Il compte quelque cinq millions d’habitants. En 2000, son indice de développement humain le plaçait au 141e rang des 173 pays des Nations Unies. Faute d’investisseurs, l’Etat s’était désengagé par une loi de décentralisation sans mesure d’accompagnement. Des troubles socio-politiques avaient éclaté dans tout le pays et dans la région, suite à une revendication populaire pour une plus grande démocratisation du pays. Ancienne station touristique prisée des naturalistes, botanistes et amateurs de safari papillon, le Mont Kloto était dévasté par les feux de brousses, les réserves livrées au pillage.
quoi : l’Association Découverte Togo Profond (ADETOP ) est une ONG dédiée à la restauration de la région de Kloto, dans la chaîne de l’Atakora, à une centaine de kilomètres au nord-ouest de Lomé. Depuis 1997, elle conduit des programmes d’éducation à l’environnement, de replantation et de conservation du milieu, de santé environnementale impliquant les jeunes et les femmes. Aujourd’hui, les communautés apprécient les revenus d’un tourisme écologique, respectueux de leur culture. ADETOP s’autofinance à 80 %.
qui : le projet ADETOP est né de la prise de conscience des jeunes du village de Kouma-Konda où se trouvait l’ancienne auberge, désertée par les touristes. Leur objectif était de lutter contre l’exode rural des jeunes, restaurer l’environnement et valoriser la culture locale pour relancer l’économie.
comment : l’ADETOP a d’emblée adopté une démarche participative, réunissant tous les acteurs du développement pour que chacun exprime son avis sur le blocage de la situation. S’agissant d’une région paysanne, la dégradation de l’environnement a été placée en priorité, suivi par la stagnation économique et enfin, les questions de société (santé, éducation, vieillissement de la population des campagnes).
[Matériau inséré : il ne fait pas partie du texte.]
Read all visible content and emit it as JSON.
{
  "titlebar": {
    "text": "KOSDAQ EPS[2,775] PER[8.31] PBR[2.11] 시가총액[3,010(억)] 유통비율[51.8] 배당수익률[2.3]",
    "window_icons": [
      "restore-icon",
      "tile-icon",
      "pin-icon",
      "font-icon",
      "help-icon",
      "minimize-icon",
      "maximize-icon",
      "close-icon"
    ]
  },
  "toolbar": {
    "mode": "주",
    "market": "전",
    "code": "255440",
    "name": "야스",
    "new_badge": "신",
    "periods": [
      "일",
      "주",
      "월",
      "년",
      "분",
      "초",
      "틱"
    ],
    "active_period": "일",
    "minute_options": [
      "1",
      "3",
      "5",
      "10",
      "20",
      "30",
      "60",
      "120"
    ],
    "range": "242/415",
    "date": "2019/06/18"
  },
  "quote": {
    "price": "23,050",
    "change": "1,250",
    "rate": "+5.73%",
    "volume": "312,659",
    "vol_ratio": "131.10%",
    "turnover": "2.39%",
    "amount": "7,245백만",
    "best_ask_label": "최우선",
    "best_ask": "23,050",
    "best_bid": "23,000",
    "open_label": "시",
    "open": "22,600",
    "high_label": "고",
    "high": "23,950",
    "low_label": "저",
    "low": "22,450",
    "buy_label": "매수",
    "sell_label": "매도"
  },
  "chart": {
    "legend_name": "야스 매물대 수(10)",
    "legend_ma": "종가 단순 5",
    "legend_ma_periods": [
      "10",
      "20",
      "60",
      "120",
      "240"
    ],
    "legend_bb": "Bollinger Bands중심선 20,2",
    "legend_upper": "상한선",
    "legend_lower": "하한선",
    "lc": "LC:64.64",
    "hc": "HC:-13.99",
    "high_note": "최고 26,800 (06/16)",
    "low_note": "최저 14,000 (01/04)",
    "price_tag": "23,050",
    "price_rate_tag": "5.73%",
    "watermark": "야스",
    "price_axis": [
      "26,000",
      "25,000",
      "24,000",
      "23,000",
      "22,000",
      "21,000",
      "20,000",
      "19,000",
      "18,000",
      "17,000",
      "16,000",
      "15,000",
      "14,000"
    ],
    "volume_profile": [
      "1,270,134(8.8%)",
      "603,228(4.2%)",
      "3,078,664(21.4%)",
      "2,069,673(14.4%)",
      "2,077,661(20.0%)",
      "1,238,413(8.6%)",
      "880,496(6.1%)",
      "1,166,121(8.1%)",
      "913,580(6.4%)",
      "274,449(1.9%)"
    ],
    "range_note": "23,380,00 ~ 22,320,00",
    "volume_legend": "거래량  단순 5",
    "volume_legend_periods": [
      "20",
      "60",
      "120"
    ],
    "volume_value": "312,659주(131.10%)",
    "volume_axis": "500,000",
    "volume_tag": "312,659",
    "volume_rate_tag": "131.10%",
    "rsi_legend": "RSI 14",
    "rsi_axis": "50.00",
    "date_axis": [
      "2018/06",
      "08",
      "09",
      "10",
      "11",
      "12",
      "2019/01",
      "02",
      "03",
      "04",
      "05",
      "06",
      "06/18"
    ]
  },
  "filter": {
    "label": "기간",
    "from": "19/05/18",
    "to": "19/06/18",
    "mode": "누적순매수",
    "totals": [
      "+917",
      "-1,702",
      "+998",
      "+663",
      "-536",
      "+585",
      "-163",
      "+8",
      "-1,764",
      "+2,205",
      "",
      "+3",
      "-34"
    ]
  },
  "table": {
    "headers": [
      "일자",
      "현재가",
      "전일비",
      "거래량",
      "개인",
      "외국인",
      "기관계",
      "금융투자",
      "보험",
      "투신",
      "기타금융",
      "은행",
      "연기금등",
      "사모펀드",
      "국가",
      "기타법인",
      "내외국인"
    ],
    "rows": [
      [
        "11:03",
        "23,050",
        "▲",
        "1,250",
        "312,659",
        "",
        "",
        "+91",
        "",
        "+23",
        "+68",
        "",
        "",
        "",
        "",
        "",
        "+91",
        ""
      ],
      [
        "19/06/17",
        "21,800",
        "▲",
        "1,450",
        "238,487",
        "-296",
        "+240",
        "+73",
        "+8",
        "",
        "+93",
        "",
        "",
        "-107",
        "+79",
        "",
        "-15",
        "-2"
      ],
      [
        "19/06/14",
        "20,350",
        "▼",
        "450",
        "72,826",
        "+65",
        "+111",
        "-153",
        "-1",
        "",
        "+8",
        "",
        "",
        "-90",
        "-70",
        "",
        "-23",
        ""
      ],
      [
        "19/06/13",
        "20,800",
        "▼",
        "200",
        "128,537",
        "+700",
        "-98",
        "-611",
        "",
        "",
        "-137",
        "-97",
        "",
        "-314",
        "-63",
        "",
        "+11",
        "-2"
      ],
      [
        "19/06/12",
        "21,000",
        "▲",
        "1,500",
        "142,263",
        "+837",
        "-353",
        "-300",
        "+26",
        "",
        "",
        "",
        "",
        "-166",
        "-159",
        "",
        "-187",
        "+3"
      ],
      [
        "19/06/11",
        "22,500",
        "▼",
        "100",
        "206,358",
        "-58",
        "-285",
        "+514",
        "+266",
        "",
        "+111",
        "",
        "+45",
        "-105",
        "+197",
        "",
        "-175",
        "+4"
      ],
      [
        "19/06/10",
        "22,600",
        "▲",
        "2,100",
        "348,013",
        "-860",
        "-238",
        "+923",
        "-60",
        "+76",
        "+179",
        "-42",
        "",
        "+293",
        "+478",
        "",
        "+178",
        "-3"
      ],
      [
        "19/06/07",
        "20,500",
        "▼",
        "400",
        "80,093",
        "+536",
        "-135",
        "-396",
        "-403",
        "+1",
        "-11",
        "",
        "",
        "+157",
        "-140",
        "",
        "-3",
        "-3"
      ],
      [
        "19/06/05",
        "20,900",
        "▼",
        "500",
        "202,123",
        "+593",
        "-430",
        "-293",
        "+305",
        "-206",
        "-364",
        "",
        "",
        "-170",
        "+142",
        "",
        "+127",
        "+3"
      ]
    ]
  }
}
Mais le premier programme de reboisement s’est heurté à un tabou. Les paysans refusaient les plants offerts car selon la tradition, un arbre doit pousser où il veut : « Si tu plantes un arbre, le jour qu’il portera ses premiers fruits, tu mourras » répondait-on à François Kossi Satro, responsable de l’Association, « dix ans plus tard, ces mêmes paysans viennent à la pépinière pour acheter des plants et de nombreuses associations se lancent dans la restauration du couvert végétal », ajoute-t-il avec satisfaction.
résultat : avec le programme "Implication des jeunes et des femmes dans le développement écologique", l’ADETOP a pu introduire des essences à croissance rapide. Elle confie la gestion des pépinières aux groupements féminins, en apportant l’encadrement technique. Puis le projet pilote "Education Relative à l’Environnement" a été proposé avec succès. Le Club 2/3, organisme de coopération québécois, a accepté de financer le programme "Jeunes éco-citoyens en action". Des étudiants stagiaires sont venus en renfort, du Québec. Aujourd’hui le réseau compte plus de quarante clubs scolaires et associations de jeunes pour l’environnement. Chaque club travaille en liaison avec une association de quartier, resserrant ainsi les liens intergénérationnels. ADETOP peut maintenant coordonner de vastes opérations de sensibilisation contre les feux de brousse. Associée au reboisement, la limitation de ces pratiques criminelles favorise le retour de la biodiversité.
L’appui d’organismes de coopération canadiens, français et belges soutient le développement communautaire par la construction d’écoles, de bibliothèques, de latrines publiques et scolaires, le développement de systèmes d’assainissements dans les villages ou encore l’entretien des rivières. Enfin, la restauration de la nature a permis de réorganiser le tourisme sur une base écologique, durable et équitable, valorisant la culture locale. Cette activité génère même des revenus. L’ADETOP a ainsi pu éditer un livre sur les us et coutumes des Ewé de Kuma ainsi que du matériel pédagogique pour la formation des formateurs en environnement. Outre que l’Association équilibre ses comptes, ses différents programmes créent des emplois, à temps partiel ou même à plein temps.